Further, the AAR has, in a couple of other rulings, held that income earned by FIIs from trading in futures and options (exchange traded derivatives) is business profits and not taxable in India in the absence of a PE in India under the relevant DTAA.

It appears that the underlying intention of the government is to close, as far as possible, all windows available to FIIs to claim exemption from tax in India on transactions in securities, to a ensure level-playing field with the domestic investors.

In a step towards this direction and also to end the controversy surrounding the characterisation of income of FIIs, the RDP provides that the income of FIIs from purchase and sale of securities shall be treated as capital gains. It appears that this treatment is also sought to be extended to investment by FIIs in exchange traded derivatives.

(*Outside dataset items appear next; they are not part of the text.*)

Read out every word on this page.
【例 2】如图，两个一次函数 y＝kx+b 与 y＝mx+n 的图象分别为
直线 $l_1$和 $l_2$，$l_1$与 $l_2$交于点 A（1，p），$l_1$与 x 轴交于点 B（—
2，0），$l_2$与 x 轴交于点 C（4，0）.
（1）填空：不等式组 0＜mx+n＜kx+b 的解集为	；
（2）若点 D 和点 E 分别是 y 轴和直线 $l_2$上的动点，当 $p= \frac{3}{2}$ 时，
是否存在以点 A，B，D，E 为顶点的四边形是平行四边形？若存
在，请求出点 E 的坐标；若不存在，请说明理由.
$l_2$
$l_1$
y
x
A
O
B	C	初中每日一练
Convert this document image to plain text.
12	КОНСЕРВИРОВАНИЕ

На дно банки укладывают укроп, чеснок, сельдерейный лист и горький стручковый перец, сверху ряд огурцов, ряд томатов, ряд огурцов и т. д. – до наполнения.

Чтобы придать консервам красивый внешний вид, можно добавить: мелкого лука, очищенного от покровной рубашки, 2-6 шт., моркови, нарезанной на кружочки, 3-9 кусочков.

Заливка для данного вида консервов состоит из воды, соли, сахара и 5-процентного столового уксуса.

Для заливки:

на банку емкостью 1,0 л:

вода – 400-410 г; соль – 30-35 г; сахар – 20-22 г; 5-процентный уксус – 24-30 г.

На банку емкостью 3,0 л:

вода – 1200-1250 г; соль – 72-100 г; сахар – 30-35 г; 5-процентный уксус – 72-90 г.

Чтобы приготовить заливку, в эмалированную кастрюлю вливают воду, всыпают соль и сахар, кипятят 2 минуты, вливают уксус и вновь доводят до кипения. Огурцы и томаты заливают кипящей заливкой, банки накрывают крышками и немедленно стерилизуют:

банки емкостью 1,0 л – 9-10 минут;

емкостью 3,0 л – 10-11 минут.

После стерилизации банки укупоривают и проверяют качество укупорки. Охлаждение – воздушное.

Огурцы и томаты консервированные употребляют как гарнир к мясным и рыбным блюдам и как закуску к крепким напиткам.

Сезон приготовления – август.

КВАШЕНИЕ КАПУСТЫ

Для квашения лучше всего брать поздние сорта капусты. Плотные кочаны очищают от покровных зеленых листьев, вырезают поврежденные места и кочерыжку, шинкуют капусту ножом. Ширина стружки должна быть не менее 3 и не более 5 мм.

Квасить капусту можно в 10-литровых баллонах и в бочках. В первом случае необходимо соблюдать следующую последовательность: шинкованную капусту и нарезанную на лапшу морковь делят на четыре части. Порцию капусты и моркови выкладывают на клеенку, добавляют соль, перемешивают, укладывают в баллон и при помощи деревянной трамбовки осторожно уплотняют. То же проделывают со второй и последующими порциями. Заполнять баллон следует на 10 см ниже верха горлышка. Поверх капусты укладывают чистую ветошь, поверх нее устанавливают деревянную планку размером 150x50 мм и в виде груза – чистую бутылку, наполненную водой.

Having said that, it would be interesting to examine the precise language of the amendment to evaluate if it provides any scope of taking a different position as regards characterisation of income under the DTAA (although this is precisely what the RDP intends to cover).

The DTC had proposed that between domestic law and the DTAA, the latter provision will prevail. This had raised apprehensions regarding the eligibility to beneficial provisions of DTAA upon enactment of the DTC. The RDP proposes to revert to the existing tax provisions whereby the domestic tax law or the DTAA, whichever is more beneficial to the taxpayer shall apply. However, it is clarified that the DTAA will not have preferential status over domestic law, inter alia, when the General Anti-Avoidance Rule (GAAR) is invoked.

While the above clarification on characterisation of income should not by itself impact the FIIs which are tax residents of Mauritius, Cyprus and other jurisdictions having DTAAs with India which exempt capital gains from taxation in India, it would be important to see the approach of the government in invoking the GAAR provisions to investments made through existing structures from these countries.

Thus, the income earned by such FIIs would continue to be exempt from tax in India unless the GAAR provisions are invoked or until such DTAAs are amended to remove the exemption.